Mozilla could have used this as an opportunity to introduce a new brand for their AI browser, and dodge any years-old associations with “Firefox” being slow or incapable.

@anildash Thank you for articulating this.

I am so, so tired of self-righteous folks here proclaiming that literally no one, not a single soul, wants these features, and that the same literally no one will ever again recommend Firefox as a result. It's arrogant posturing on their part, and detracts from a reasoned conversation.

I've struggled with how to respond to those posts, and you succinctly and clearly articulated every half-formed thought I've had about the topic, and plenty I hadn't. 🙂

@anildash is there a possible middle ground? Perhaps a good plug-in for ai that could fulfill that need? Without it being in every part of the browser?

@anildash @codinghorror I left Firefox when they couldn't say they weren't selling user data.

Brave seems like a great alternative. There are quite a few others like Vivaldi & Orion for example.

Yeah - saying “Stop Using Amazon” and do random searches to find things has definitely NOT worked with relatives.

@anildash That’s what I'm doing right now. On every device I have installed Firefox, my main browser, I have a list of things required to have a nice experience:
Remove sponsored shortcuts, remove Google Search, disable AI.

The list is growing. There is a finite amount of work going into Firefox's development, I hope they choose features users want. But I know that’s not going to happen.

There has to be some enshittification. If there was none, everybody would use it, so it would need to run ads to cash in on that, that’s how the modern world works. Without Google Search default, Firefox would already be dead and buried. We can be glad that the pile of shit exists in Firefox, for the pile of shit is feeding developers and the browser would cease to exist without it.
But we can be honest and recognize that this is a pile of shit that no sane Firefox user wants (please forgive the no true Scotsman fallacy, but I'm really curious about users who would want AI in Firefox. Has anyone conducted interviews with them?).
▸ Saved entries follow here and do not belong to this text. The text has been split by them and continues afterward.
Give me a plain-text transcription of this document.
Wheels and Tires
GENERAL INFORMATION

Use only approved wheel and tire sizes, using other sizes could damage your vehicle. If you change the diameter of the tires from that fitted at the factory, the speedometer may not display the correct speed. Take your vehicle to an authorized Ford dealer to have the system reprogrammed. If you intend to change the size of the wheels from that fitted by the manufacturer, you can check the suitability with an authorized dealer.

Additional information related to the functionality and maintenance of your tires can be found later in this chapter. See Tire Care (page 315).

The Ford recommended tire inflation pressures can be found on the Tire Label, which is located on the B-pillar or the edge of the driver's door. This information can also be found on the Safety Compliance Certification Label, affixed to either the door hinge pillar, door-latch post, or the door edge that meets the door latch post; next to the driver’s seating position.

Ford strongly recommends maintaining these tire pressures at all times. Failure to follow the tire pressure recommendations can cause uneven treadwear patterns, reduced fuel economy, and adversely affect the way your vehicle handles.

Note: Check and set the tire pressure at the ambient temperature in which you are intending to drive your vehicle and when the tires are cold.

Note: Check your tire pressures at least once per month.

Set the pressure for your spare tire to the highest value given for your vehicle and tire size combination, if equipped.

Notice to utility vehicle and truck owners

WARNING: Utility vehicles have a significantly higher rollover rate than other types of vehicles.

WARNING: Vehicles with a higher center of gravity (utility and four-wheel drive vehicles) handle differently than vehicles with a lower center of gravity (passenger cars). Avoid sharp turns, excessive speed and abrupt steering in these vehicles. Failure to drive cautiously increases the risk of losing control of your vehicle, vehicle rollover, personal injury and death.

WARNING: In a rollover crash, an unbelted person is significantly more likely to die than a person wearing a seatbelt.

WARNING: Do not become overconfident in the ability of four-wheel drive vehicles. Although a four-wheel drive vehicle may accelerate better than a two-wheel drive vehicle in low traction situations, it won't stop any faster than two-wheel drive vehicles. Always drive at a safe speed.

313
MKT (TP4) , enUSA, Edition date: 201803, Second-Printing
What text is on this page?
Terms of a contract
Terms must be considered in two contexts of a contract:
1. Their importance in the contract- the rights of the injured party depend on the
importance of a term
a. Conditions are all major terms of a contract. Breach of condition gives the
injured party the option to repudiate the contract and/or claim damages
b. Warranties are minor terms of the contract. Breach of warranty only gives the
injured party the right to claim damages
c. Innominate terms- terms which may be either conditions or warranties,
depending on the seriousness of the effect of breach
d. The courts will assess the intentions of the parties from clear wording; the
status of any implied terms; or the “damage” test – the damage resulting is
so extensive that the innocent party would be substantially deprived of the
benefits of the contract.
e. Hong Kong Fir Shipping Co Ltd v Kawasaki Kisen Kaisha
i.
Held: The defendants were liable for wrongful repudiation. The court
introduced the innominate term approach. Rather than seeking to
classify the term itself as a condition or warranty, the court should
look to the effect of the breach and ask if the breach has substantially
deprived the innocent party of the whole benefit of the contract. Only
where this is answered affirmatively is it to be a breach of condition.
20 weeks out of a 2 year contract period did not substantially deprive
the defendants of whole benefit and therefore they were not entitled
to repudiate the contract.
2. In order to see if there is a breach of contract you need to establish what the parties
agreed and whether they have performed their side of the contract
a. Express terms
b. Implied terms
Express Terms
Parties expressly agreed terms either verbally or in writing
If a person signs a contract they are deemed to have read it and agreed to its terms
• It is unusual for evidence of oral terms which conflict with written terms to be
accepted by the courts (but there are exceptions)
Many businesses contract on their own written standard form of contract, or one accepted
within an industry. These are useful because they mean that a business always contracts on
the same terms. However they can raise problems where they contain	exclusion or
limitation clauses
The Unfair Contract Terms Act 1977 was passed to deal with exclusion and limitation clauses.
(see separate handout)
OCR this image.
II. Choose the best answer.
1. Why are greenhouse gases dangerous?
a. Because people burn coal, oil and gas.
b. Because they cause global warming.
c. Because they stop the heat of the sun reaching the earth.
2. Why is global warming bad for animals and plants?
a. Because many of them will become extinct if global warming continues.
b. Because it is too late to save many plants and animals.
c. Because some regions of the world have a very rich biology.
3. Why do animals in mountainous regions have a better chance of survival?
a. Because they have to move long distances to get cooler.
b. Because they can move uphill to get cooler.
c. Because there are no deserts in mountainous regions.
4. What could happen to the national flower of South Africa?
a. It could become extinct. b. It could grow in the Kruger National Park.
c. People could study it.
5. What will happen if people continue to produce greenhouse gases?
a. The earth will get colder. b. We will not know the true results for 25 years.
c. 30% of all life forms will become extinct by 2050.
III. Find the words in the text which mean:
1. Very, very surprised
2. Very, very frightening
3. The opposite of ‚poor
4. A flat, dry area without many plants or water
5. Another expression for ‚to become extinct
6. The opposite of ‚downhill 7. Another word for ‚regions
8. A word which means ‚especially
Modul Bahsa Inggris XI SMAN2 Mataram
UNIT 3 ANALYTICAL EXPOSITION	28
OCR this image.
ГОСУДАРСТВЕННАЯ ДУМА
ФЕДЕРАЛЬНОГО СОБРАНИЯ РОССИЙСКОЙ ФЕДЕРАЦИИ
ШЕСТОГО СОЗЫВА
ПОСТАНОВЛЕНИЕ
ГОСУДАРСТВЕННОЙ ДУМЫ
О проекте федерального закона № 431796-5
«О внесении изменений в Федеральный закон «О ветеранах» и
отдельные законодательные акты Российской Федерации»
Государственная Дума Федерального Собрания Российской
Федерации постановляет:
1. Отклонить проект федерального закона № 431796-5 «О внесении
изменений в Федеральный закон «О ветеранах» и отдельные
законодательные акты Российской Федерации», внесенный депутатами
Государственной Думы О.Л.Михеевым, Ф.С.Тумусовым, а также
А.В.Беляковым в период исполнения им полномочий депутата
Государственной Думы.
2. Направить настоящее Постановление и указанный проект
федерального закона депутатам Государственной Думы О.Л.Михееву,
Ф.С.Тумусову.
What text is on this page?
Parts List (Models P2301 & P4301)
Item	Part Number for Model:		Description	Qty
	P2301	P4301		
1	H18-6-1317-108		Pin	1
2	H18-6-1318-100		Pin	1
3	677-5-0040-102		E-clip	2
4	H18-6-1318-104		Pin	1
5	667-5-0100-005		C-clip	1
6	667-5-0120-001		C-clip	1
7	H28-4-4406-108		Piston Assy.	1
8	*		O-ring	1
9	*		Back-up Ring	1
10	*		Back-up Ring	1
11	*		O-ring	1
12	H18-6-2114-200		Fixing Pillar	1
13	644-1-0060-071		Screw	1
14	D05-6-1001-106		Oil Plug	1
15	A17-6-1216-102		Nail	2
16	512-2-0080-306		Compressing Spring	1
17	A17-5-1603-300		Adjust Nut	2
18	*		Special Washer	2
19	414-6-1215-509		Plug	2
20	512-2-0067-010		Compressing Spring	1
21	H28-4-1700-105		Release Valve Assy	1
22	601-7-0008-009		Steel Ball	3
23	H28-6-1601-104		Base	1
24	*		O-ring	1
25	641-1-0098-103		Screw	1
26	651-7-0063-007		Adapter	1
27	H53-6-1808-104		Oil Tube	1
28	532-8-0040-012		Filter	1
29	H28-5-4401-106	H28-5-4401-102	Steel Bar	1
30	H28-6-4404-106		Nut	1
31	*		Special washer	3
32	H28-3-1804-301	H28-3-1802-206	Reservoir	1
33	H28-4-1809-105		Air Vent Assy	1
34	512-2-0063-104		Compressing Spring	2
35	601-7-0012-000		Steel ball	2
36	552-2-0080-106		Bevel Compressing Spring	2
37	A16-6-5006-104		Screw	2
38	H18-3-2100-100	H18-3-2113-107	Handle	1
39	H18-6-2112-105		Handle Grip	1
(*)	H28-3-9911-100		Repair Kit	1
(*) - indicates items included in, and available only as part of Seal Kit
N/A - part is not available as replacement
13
@anildash why does it need browser integration tho … ?
@anildash I personally have had no issue not using AI in Firefox without changing any settings. People seem to be looking for stuff to be upset about with a lot of this.
@anildash Big AI will win either way, whether we destroy Firefox for it or not. That's not the point. The point, as with all these questions, is whether there is ONE alternative left for people who don't want all their data to be hand delivered to American fascists.
@anildash "AI" is inherently demon tech, it must be destroyed if art is to survive.